THE Rev. Frederick William Faber (1814-1863), the famous English theologian and hymnist, wrote his book Bethlehem three years before his death. An excerpt:

The Incarnation lies at the bottom of all sciences, and is  their ultimate explanation. It is the secret beauty in all arts. It is the completeness of all true philosophies. It is the point of arrival and departure to all history. The destinies of nations, as well as of individuals, group themselves around it. It purifies all happiness, and glorifies all sorrow. It is the cause of all we see, and the pledge of all we hope for. It is the great central fact both of life and immortality, out of sight of which man’s intellect wanders in the darkness, and the light of a divine life falls not on his footsteps. Happy are those lands which are lying still in the sunshine of the faith, whose wayside crosses, and statues of the Virgin Mother, and triple angelus each day, and the monuments of their cemeteries, are all so many memorials to them that their true lives lie cloistered in the single mystery of the Incarnation ! We too are happy, happy in thinking that there are still such lands, few though they be and yearly fewer, for the sake of Him whom we love, and who reaps from them such ah abundant harvest of faith and love. Yet who is there that does not love his own land best of all? To us it is sad to think of this western island, with its world-wide empire, and its hearts empty of faith, and the true light gone out within them. Multitudes of saints sleep beneath its sod so famous for its greenness. No land is so thickly studded with spire and tower as poor mute England. In no other kingdom are noble churches strewn with such a lavish hand up and down its hill and dale. Dearest land I thou seemest worth a martyrdom for thine exceeding beauty! It must be the slow martyrdom of speaking to the deaf, of explaining to the blind, and of pleading with the hardened.

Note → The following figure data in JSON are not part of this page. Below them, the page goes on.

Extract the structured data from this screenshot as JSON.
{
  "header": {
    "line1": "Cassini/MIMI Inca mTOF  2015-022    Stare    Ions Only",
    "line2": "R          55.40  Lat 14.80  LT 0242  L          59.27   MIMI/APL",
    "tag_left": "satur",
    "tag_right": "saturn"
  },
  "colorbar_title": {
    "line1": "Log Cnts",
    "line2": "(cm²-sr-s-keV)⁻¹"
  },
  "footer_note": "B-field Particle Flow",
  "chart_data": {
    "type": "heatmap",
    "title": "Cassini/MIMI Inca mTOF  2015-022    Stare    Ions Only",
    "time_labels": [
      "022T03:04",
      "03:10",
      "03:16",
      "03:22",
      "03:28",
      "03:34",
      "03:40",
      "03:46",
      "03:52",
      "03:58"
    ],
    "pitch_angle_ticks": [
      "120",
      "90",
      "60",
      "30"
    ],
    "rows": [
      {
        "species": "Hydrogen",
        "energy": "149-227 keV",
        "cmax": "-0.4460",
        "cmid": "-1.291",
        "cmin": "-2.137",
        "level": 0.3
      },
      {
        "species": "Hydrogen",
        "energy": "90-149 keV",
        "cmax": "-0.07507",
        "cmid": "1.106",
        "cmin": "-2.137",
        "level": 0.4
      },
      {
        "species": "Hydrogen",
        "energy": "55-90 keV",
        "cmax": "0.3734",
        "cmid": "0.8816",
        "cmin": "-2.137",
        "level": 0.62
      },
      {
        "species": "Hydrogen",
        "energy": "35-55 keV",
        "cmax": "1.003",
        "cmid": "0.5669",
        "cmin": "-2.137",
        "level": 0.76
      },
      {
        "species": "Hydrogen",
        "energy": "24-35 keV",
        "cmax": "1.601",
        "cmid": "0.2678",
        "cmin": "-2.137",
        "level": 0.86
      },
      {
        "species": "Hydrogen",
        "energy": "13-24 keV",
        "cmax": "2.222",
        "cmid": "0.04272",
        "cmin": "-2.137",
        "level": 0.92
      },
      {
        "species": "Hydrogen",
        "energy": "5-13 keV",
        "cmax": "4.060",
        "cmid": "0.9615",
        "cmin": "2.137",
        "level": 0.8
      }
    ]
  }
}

Time was, in ages of faith, when the land would not have lain silent, as it lies now, on this eve of the twenty-fifth of March. The sweet religious music of countless bells would be ushering in the vespers of the glorious feast of the Incarnation. From the east, from central Rome, as the day declined, the news of the great feast would come, from cities and from villages, from alpine slope, and blue sea-bay, over the leafless forests, and the unthawed snow-drifts on the fallow uplands of France. The cold waves would crest themselves with bright foam as the peal rang out over the narrow channel : and, if it were in Paschal-time, it would double men’s Easter joys, and if it were in Lent, it would be a very foretaste of Easter. One moment, and the first English bell would not yet have sounded ; and then Calais would have told the news to Dover, and church and chantry would have passed the note on quickly to the old Saxon mother-church of Canterbury. Thence, like a storm of music, would the news of that old eternal decree of God, out of which all creation came, have passed over the Christian island.